Monitor cloud policies
Every policy that you execute should be traceable, especially if your policies are going to be applied over other team resources, like instances.
We wanted to configure an “audit” trail for the execution of our cloud policies and make it easy for any of our engineering teams to check. So we configured a simple integration with an SNS topic and a Lambda function that logs the execution of our Cloud Custodian policies to a specific Slack channel.
With this approach, any team member can quickly and easily check which resources were deleted by Cloud Custodian, understand the reason for the deletion, and learn more through the link to our internal engineering handbook, which has a detailed explanation of each policy.
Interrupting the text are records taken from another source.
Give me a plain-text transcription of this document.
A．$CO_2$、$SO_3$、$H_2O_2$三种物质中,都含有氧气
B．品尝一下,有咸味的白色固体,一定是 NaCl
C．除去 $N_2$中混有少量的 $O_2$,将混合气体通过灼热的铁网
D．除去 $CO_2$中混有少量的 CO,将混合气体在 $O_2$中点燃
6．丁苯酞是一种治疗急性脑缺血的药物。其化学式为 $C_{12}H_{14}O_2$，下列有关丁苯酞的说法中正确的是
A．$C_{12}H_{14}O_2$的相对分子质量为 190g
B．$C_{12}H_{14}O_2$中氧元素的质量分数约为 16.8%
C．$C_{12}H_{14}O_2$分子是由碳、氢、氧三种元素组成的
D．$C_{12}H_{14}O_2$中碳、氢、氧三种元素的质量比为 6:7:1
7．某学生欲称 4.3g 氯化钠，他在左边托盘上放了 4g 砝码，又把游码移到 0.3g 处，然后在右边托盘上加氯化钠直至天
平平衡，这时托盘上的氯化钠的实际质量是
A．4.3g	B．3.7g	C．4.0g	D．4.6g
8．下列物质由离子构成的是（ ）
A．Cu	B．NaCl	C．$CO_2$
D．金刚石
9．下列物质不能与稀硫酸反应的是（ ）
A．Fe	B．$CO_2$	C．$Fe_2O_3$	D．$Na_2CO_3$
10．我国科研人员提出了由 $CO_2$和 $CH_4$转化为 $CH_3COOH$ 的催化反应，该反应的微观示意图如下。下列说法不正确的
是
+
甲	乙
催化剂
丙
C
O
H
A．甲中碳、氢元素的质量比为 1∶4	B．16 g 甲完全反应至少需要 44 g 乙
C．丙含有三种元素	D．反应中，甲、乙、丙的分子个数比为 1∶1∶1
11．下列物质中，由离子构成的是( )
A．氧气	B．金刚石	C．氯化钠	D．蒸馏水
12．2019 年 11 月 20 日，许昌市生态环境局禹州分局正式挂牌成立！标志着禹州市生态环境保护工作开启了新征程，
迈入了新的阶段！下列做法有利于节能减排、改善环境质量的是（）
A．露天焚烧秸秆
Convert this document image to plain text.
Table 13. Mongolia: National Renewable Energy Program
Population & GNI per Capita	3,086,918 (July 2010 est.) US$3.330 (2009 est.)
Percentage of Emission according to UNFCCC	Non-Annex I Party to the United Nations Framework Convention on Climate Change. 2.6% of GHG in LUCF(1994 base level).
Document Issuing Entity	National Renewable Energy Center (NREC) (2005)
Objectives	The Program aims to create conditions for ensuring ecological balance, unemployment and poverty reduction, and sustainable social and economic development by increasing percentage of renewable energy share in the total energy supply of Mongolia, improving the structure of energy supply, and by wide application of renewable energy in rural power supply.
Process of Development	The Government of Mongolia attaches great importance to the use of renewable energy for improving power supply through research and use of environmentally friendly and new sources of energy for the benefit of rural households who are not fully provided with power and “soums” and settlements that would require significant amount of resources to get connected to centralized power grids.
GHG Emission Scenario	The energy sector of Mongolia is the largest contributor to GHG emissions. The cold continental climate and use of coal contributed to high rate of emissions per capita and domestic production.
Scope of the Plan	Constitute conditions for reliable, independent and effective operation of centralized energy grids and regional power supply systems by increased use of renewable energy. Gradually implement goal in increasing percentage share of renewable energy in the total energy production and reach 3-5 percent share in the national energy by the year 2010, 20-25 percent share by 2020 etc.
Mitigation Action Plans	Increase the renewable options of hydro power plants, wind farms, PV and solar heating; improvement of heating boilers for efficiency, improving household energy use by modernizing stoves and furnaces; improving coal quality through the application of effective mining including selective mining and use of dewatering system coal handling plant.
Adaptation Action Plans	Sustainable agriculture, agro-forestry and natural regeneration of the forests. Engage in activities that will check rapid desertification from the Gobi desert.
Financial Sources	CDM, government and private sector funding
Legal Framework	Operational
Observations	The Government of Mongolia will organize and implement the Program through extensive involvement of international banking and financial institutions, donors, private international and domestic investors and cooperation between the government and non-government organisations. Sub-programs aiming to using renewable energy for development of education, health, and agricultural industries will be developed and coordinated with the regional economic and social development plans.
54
Meanwhile, because this channel is meant to act as an audit trail for our Cloud Custodian policies, it doesn’t generate alert fatigue on the part of SRE team members.
Consider your options
Compliance as code should be a shared responsibility among the engineering teams inside an organization, not just the infrastructure teams. Internal tools, docs, and processes that enable efficient cooperation among those teams play a key role.
While we’ve discussed Cloud Custodian and the requirements we had in mind when looking for a flexible rules engine, you may have different environments and requirements. Indeed, it is worth spending some time evaluating the various options out there in order to find the tool that best suits your needs.